OP your dh is pretty much the same height and weight as mine, my dh us probably 5 stone heavier than when I met him. I should point out I am no skinny little thing (am size 14-16) although I was the same when we met.
I have never really changed how I look at him , he is the only man I have ever had sex with actually the only man I have ever seen naked! I just see him and think "great it's dh!" Not "look at his arse!" Or " he better lose weight". To me your problem is deeper than just a weight issue .

Booboostoo Fri 11-Jan-13 21:54:47

To be honest OP it doesn't sound like this is about the belly. The way you talk about the belly (it getting in the way, neither of you being comfortable touching it or looking at it) makes it sound like you have deeper problems relating to each other.

People who have a healthy relationship don't stop fancying each other because one person's appearance changes slightly. They fancy each other because they are into each others' personalities and their relationship is in a place where sex is an expression of deeper feelings.

I can see why one would reject a one night stand because of a beer belly, but not a long term, loving and loved partner. I think you may have issues with his attitude to other things (his depression? a perception of him letting himself go? a perception of him not making a small effort to make himself attractive to you? a perception of him not looking after his health? an annoyance that you lost the weight but he can't be bothered?) rather than the belly.

How you have sex sounds disfunctional in itself, it's not just about the belly. Plenty of people manage to work round different body shapes, but not being able to look or touch parts of your partner's body seems to me a sign of deeper problems.

I hope I have not upset you, I don't mean to.

Iggly Fri 11-Jan-13 21:55:42

I'll factor in I don't know one woman with 2+ children who has managed to keep a perfect 10 I have 2 and I have.
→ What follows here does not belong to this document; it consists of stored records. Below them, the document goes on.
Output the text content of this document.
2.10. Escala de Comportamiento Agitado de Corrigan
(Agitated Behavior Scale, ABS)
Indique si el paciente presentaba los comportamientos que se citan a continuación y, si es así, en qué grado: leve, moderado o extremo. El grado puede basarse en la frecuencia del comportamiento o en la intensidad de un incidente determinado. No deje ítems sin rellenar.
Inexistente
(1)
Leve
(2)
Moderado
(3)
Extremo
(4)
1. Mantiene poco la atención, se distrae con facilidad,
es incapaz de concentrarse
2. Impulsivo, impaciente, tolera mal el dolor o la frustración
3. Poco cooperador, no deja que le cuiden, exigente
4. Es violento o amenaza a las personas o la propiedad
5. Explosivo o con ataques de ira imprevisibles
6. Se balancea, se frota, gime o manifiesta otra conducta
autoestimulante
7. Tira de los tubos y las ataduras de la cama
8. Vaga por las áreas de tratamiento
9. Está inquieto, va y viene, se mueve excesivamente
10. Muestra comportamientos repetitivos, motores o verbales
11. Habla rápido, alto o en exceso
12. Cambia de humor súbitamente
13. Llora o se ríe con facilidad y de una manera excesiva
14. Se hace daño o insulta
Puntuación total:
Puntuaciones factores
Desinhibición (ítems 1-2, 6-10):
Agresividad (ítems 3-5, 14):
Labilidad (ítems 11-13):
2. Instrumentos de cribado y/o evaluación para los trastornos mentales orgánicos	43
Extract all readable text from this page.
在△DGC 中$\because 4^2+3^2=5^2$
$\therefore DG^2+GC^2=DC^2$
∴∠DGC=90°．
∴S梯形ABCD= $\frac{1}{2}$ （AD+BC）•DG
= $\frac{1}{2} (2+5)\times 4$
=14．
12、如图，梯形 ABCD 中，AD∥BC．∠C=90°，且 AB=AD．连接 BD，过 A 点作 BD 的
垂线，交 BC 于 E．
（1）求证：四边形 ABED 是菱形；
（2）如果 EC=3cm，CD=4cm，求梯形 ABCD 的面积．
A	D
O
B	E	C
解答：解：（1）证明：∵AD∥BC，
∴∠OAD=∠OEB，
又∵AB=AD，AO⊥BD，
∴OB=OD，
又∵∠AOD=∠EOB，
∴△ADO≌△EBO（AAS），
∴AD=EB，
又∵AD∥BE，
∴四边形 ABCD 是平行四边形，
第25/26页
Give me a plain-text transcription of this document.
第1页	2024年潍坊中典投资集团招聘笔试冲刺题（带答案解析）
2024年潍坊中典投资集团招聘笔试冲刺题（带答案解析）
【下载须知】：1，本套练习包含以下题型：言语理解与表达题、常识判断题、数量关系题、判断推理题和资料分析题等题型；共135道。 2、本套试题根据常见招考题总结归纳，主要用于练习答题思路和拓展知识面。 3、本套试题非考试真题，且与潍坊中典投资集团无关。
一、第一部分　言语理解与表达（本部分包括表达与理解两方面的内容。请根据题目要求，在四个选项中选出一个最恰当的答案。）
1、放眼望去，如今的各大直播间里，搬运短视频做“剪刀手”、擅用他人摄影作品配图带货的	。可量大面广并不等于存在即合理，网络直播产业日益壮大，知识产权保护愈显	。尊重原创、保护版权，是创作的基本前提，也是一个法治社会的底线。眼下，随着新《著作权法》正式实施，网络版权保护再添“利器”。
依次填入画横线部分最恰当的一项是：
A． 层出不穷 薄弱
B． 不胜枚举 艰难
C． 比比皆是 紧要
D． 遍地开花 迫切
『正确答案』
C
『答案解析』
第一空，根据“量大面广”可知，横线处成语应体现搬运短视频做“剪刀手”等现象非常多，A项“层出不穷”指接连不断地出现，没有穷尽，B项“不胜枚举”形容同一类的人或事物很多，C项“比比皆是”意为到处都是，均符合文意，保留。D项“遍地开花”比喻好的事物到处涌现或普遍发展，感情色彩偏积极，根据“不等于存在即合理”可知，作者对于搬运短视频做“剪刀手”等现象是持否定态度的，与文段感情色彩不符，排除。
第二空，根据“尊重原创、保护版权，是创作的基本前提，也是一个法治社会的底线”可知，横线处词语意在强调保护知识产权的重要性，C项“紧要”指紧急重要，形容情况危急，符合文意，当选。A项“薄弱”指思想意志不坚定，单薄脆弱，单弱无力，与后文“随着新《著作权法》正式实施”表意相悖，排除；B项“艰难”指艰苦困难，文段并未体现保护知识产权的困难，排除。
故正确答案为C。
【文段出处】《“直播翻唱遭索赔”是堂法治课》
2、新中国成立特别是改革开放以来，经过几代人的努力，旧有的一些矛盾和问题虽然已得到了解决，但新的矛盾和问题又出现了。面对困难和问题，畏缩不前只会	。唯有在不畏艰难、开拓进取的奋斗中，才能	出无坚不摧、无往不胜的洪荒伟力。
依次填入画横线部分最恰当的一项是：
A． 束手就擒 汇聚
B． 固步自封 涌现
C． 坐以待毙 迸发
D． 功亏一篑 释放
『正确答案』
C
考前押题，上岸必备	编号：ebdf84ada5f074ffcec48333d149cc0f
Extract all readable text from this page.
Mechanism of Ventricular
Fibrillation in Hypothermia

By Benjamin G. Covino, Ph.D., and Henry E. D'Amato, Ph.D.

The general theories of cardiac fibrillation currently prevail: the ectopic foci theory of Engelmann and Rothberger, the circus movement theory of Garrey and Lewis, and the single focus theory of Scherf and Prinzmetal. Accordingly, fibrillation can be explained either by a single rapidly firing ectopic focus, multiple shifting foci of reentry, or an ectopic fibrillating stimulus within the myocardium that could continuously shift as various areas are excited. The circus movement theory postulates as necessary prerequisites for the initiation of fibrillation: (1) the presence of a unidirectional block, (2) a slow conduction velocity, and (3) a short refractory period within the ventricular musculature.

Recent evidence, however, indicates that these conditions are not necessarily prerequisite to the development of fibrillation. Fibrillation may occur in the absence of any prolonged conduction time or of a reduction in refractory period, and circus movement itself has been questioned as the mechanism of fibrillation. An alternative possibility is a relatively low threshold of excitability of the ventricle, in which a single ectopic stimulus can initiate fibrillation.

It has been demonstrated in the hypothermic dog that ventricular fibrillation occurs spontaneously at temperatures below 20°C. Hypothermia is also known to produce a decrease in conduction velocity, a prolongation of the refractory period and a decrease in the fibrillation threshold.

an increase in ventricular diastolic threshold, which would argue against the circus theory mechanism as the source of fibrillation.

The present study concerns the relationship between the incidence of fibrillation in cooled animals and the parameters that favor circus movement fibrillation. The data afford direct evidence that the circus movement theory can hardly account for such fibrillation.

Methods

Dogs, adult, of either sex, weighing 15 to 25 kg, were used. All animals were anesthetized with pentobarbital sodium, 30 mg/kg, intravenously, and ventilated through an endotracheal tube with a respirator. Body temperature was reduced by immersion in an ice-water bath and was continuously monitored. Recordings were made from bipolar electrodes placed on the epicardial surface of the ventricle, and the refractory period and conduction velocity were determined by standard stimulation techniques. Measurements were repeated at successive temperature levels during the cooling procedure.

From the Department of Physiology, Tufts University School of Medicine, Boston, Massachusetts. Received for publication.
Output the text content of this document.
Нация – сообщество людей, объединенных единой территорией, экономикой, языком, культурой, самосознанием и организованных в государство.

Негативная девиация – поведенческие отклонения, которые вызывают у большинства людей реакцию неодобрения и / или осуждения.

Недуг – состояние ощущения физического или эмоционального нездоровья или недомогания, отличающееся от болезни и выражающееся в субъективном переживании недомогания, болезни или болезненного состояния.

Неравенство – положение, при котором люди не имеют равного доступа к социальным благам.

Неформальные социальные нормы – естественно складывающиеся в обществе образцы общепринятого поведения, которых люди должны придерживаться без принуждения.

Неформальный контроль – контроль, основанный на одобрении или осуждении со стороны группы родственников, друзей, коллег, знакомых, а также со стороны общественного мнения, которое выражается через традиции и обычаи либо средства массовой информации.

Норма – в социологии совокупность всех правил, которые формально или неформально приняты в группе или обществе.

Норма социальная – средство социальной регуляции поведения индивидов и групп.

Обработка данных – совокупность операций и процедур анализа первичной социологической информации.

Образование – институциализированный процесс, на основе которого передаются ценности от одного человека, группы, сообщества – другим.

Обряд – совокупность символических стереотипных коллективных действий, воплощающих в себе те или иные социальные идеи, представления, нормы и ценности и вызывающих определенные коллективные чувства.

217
I know plenty of mums who have managed to keep in shape.

JumpingJackSprat Fri 11-Jan-13 22:25:58

My opinion would be the same whether a man or woman posted the OP. if one partner is restricting the sex life of the other to one position with no variation because of an issue they had no intention of trying to resolve, i would have sympathy with the person who isnt causing the problem but is expected to put up with it regardless.

propertyNIGHTmareBEFOREXMAS Fri 11-Jan-13 22:37:04

Yanbu. You are not a machine and you should not be expected to have sex unless it is something that you want to do. I can't believe that anyone would want you to or think that yabu sad

Darkesteyes Fri 11-Jan-13 23:09:02

I don't know one woman with 2+ children who has managed to keep a perfect 10, even they suffer aging and increase to a 12 no matter how much effort in the gym is made. Shapes shift, thats nature.
Increase to a whole size 12.
Wow the subscriptions to Closer magazine seem to have increased by the sounds of things.

NoSquirrels Fri 11-Jan-13 23:09:07

YANBU. Anything like me and you'll have tried to soft- soap it for years, realising what a sensitive issue it is and how badly any criticism could be taken - how counterproductive, even - but I wish now I' d pushed it ... he' s now staring possibly nasty health consequences in the face and I'm ANGRY at DP for not sorting it sooner. Those who think OP is unreasonable I understand but sadly I think this is one of those got to be there to get it situations.

My best advice - be cruel to be kind. Tell him you''re terrrified about health consequences and that it's also very unattractive, sexually and emotionally. He should care you''re not attracted to him physically or his attitude.

Good luck.

nevermindthebuzzcocks Fri 11-Jan-13 23:18:35

Hi, sorry I went off line for a while. Just wanted to say that I do totally get that some people would feel that if a man said this about a woman it would be considered wrong. Personally I think it works the other way too. We can't choose what makes us feel or not feel sexy. If I could still fancy him I'd be delighted. I look at photos from maybe a decade ago and I could weep because I'll never make love to that man again.